Nallur Kandaswamy Temple is a fascinating place to visit at any time, but becomes unforgettable during the latter stages of the annual Nallur Festival, which runs for 25 days, finishing on the poya day in August. The crowds of festival-goers rival those at the far better known Kandy Esala Perahera, and many Jaffna expatriates return for the celebrations.

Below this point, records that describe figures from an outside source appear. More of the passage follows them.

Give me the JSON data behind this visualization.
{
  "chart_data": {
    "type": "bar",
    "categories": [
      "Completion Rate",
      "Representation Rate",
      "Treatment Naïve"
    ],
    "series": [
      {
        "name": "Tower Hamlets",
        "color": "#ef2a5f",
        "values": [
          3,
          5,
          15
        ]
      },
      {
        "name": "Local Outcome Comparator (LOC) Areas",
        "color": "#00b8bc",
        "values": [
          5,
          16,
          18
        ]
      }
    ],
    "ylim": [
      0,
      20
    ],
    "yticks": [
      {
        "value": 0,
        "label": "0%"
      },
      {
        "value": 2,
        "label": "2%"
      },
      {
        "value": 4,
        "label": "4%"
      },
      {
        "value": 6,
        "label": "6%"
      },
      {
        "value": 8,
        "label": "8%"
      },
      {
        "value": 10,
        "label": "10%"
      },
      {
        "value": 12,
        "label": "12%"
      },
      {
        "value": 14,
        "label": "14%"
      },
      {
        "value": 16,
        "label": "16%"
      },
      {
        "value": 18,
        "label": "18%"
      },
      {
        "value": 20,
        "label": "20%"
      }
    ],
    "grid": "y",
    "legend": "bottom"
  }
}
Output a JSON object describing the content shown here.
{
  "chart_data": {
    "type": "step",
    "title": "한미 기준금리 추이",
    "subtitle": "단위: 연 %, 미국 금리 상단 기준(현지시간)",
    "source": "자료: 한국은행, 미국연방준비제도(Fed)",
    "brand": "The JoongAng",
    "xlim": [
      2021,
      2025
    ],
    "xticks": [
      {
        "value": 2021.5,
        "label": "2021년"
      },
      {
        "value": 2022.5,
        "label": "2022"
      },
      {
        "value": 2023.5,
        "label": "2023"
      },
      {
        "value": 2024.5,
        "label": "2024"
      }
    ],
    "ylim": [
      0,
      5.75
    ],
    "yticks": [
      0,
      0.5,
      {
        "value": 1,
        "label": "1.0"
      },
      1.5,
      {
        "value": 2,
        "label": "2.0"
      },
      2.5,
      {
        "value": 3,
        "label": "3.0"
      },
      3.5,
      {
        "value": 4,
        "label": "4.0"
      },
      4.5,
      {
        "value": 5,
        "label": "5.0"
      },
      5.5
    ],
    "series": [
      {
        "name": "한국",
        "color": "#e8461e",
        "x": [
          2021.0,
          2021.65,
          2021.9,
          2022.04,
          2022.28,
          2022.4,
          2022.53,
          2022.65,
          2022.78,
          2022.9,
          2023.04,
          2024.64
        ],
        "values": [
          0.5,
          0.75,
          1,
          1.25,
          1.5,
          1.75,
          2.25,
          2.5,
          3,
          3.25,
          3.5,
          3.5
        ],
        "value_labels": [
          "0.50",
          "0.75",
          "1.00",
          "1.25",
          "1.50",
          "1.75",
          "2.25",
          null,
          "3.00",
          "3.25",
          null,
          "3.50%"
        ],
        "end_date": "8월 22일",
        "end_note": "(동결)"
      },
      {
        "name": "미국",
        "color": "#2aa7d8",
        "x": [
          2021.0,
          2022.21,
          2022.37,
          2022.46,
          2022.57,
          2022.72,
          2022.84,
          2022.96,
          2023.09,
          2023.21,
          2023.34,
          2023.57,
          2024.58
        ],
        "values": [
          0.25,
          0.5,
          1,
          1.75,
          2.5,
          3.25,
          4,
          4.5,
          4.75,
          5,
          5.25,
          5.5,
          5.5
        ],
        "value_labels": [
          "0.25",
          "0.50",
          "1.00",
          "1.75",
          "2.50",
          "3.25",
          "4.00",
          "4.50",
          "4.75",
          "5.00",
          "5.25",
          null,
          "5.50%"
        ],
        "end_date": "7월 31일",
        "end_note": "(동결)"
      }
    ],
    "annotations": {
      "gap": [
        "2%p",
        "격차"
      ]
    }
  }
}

Men dress in fresh white sarongs, while women don their best saris, transforming the entire temple complex into a vast a sea of intense blues, reds and greens. Held on the 24th of the 25 days, the Ther festival is the biggest night, when an enormous chariot is pulled around the town by huge crowds of sarong-clad men; on the following day, particularly enthusiastic devotees mortify themselves by driving skewers through their bodies in honour of the god as they make their way to the shrine accompanied by drumming and piping, stopping periodically to dance en route. Even more extraordinary are the devotees who, using skewers driven through their backs, suspend themselves from poles. These poles are then attached to the front of trucks and tractors, and the devotees are driven through town to the temple, dangling in front of their vehicle like bait on a fishing line. Supplicants who perform these self-mortifications believe that the god will protect them from any sense of pain. Many also carry a kavadi, the distinctive symbol of Murugam (or Kataragama), a semicircular yoke, placed across the shoulders, with peacock feathers at either end.